(AFP)
“Charles Piaget nous a quitté ce jour”, a déclaré Anne Vignot sur le réseau social X (anciennement Twitter). “Il a fait démonstration à toute une société que la force du collectif, force émancipatrice, est capable d’ébranler les poncifs et de rendre l’espoir aux victimes de l’injustice sociale. Cet homme a fait de Lip une aventure humaine singulière”, a ajouté la maire.
Elle a précisé que la ville de Besançon lui rendra hommage dimanche, en pleine année de commémoration de l’histoire de Lip, fondée en 1867 par Charles Lipmann, et qui, dans les années 1960, fabriquait 300 000 montres par an.
Il y a 50 ans, en 1973, les employés de la manufacture des montres Lip avaient pris les commandes de leur usine en faillite, dans un épisode d’autogestion post-mai 1968 totalement inédit.
Entré chez Lip en 1946, Charles Piaget, leader syndical CFDT, était devenu une figure de ce mouvement social hors norme. Dans une interview à l’AFP réalisée début 2023, l’ancien leader syndical datait le “déclenchement” du mouvement au 17 avril 1973: davantage intéressés par la marque que par l’outil de production, les actionnaires suisses de Lip déposent le bilan et le patron démissionne.
“Il n’y avait plus personne pour diriger, c’était donc une situation qui allait s’envenimer”, avait-il raconté. Pour éviter la perte de salaire d’une grève, la cadence de production avait été volontairement ralentie. Mais le 12 juin, c’est le coup de colère quand les administrateurs provisoires annoncent la liquidation et le licenciement du millier d’employés.
"Hors du commun"
La suite prend une tournure rocambolesque : des administrateurs séquestrés, un trésor de guerre de montres caché autour de Besançon, une usine occupée par ses salariés, des ventes sauvages organisées dans toute la France, des sacs d’argent transportés en train jusqu’à une banque parisienne. Mais également des nuits de réflexion et quelque 200 assemblées générales.

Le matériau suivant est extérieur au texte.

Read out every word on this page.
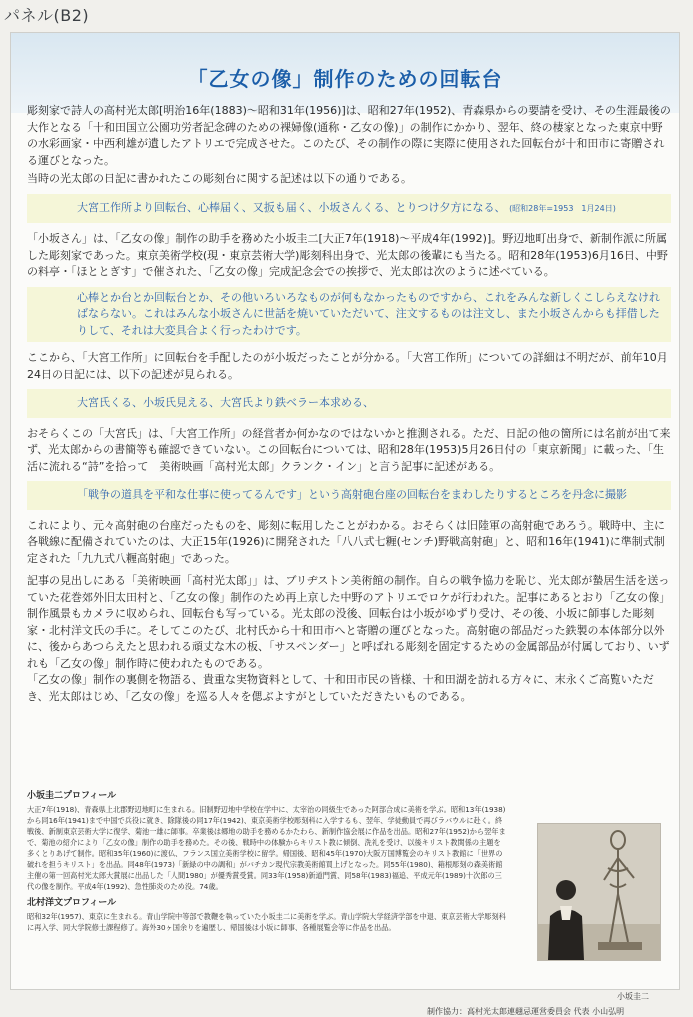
パネル(B2)
「乙女の像」制作のための回転台

彫刻家で詩人の高村光太郎[明治16年(1883)～昭和31年(1956)]は、昭和27年(1952)、青森県からの要請を受け、その生涯最後の大作となる「十和田国立公園功労者記念碑のための裸婦像(通称・乙女の像)」の制作にかかり、翌年、終の棲家となった東京中野の水彩画家・中西利雄が遺したアトリエで完成させた。このたび、その制作の際に実際に使用された回転台が十和田市に寄贈される運びとなった。

当時の光太郎の日記に書かれたこの彫刻台に関する記述は以下の通りである。

大宮工作所より回転台、心棒届く、又扳も届く、小坂さんくる、とりつけ夕方になる、 (昭和28年=1953　1月24日)

「小坂さん」は、「乙女の像」制作の助手を務めた小坂圭二[大正7年(1918)～平成4年(1992)]。野辺地町出身で、新制作派に所属した彫刻家であった。東京美術学校(現・東京芸術大学)彫刻科出身で、光太郎の後輩にも当たる。昭和28年(1953)6月16日、中野の料亭・「ほととぎす」で催された、「乙女の像」完成記念会での挨拶で、光太郎は次のように述べている。

心棒とか台とか回転台とか、その他いろいろなものが何もなかったものですから、これをみんな新しくこしらえなければならない。これはみんな小坂さんに世話を焼いていただいて、注文するものは注文し、また小坂さんからも拝借したりして、それは大変具合よく行ったわけです。

ここから、「大宮工作所」に回転台を手配したのが小坂だったことが分かる。「大宮工作所」についての詳細は不明だが、前年10月24日の日記には、以下の記述が見られる。

大宮氏くる、小坂氏見える、大宮氏より鉄ベラー本求める、

おそらくこの「大宮氏」は、「大宮工作所」の経営者か何かなのではないかと推測される。ただ、日記の他の箇所には名前が出て来ず、光太郎からの書簡等も確認できていない。この回転台については、昭和28年(1953)5月26日付の「東京新聞」に載った、「生活に流れる“詩”を拾って　美術映画「高村光太郎」クランク・イン」と言う記事に記述がある。

「戦争の道具を平和な仕事に使ってるんです」という高射砲台座の回転台をまわしたりするところを丹念に撮影

これにより、元々高射砲の台座だったものを、彫刻に転用したことがわかる。おそらくは旧陸軍の高射砲であろう。戦時中、主に各戦線に配備されていたのは、大正15年(1926)に開発された「八八式七糎(センチ)野戦高射砲」と、昭和16年(1941)に準制式制定された「九九式八糎高射砲」であった。

記事の見出しにある「美術映画「高村光太郎」」は、ブリヂストン美術館の制作。自らの戦争協力を恥じ、光太郎が蟄居生活を送っていた花巻郊外旧太田村と、「乙女の像」制作のため再上京した中野のアトリエでロケが行われた。記事にあるとおり「乙女の像」制作風景もカメラに収められ、回転台も写っている。光太郎の没後、回転台は小坂がゆずり受け、その後、小坂に師事した彫刻家・北村洋文氏の手に。そしてこのたび、北村氏から十和田市へと寄贈の運びとなった。高射砲の部品だった鉄製の本体部分以外に、後からあつらえたと思われる頑丈な木の板、「サスペンダー」と呼ばれる彫刻を固定するための金属部品が付属しており、いずれも「乙女の像」制作時に使われたものである。

「乙女の像」制作の裏側を物語る、貴重な実物資料として、十和田市民の皆様、十和田湖を訪れる方々に、末永くご高覧いただき、光太郎はじめ、「乙女の像」を巡る人々を偲ぶよすがとしていただきたいものである。

小坂圭二プロフィール
大正7年(1918)、青森県上北郡野辺地町に生まれる。旧制野辺地中学校在学中に、太宰治の同級生であった阿部合成に美術を学ぶ。昭和13年(1938)から同16年(1941)まで中国で兵役に就き、除隊後の同17年(1942)、東京美術学校彫刻科に入学するも、翌年、学徒動員で再びラバウルに赴く。終戦後、新制東京芸術大学に復学、菊池一雄に師事。卒業後は郷地の助手を務めるかたわら、新制作協会展に作品を出品。昭和27年(1952)から翌年まで、菊池の紹介により「乙女の像」制作の助手を務めた。その後、戦時中の体験からキリスト教に傾倒、洗礼を受け、以後キリスト教関係の主題を多くとりあげて制作。昭和35年(1960)に渡仏、フランス国立美術学校に留学。帰国後、昭和45年(1970)大阪万国博覧会のキリスト教館に「世界の破れを担うキリスト」を出品。同48年(1973)「新緑の中の調和」がバチカン現代宗教美術館買上げとなった。同55年(1980)、箱根彫刻の森美術館主催の第一回高村光太郎大賞展に出品した「人間1980」が優秀賞受賞。同33年(1958)新道門賞、同58年(1983)福追、平成元年(1989)十次郎の三代の像を制作。平成4年(1992)、急性肺炎のため没。74歳。
北村洋文プロフィール
昭和32年(1957)、東京に生まれる。青山学院中等部で教鞭を執っていた小坂圭二に美術を学ぶ。青山学院大学経済学部を中退、東京芸術大学彫刻科に再入学、同大学院修士課程修了。海外30ヶ国余りを遍歴し、帰国後は小坂に師事、各種展覧会等に作品を出品。
小坂圭二
制作協力：高村光太郎連翹忌運営委員会 代表 小山弘明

Charles Piaget avait évoqué à l’AFP cette “dizaine de jours” avant de décider qu’il n’y avait “pas d’autre solution que de fabriquer, de vendre et de se payer”. “C’était hors du commun, on se demandait si c’était possible”, avait expliqué l’ancien mécanicien-outilleur, filant la métaphore “des marins qui se révoltent parce que le capitaine est un salopard, mais, qui, une fois maîtres du bateau, ne savent pas lire une carte”. Jusqu’au moment où “les ouvrières de la chaîne sont venues nous engueuler vertement” en disant : “Mais enfin, vous croyez que c’était le chef qui faisait la qualité ? Vous croyez que c’était le chef qui faisait le rendement ? Ceux qui faisaient le boulot, c’était nous et on peut vous garantir qu’on fera de la qualité”, raconte Charles Piaget. “Et là, on s’est lancés”.
Les ouvriers se sont autogérés jusqu’à un accord de réembauche au printemps 1974 sous la houlette de Claude Neuschwander. Deux ans plus tard, autre dépôt de bilan et nouvel épisode d’autogestion, faute de repreneur, avant la création d’une Scop en 1977, jusqu’au milieu des années 1980.
Après diverses aventures, la manufacture Lip de l’époque a disparu, mais la marque a remis un pied en 2015 à Besançon, où sont de nouveau assemblées les montres. Cette expérience d’autogestion inédite n’aura pas sauvé Lip “mais quand même, c’est une idée qui a gêné, une idée subversive” avait souligné auprès de l’AFP Charles Piaget, gardant à plus de 90 ans sa fibre syndicale intacte. Son décès est survenu quelques mois après celui de l’ancien patron de Lip Claude Neuschwander, en août.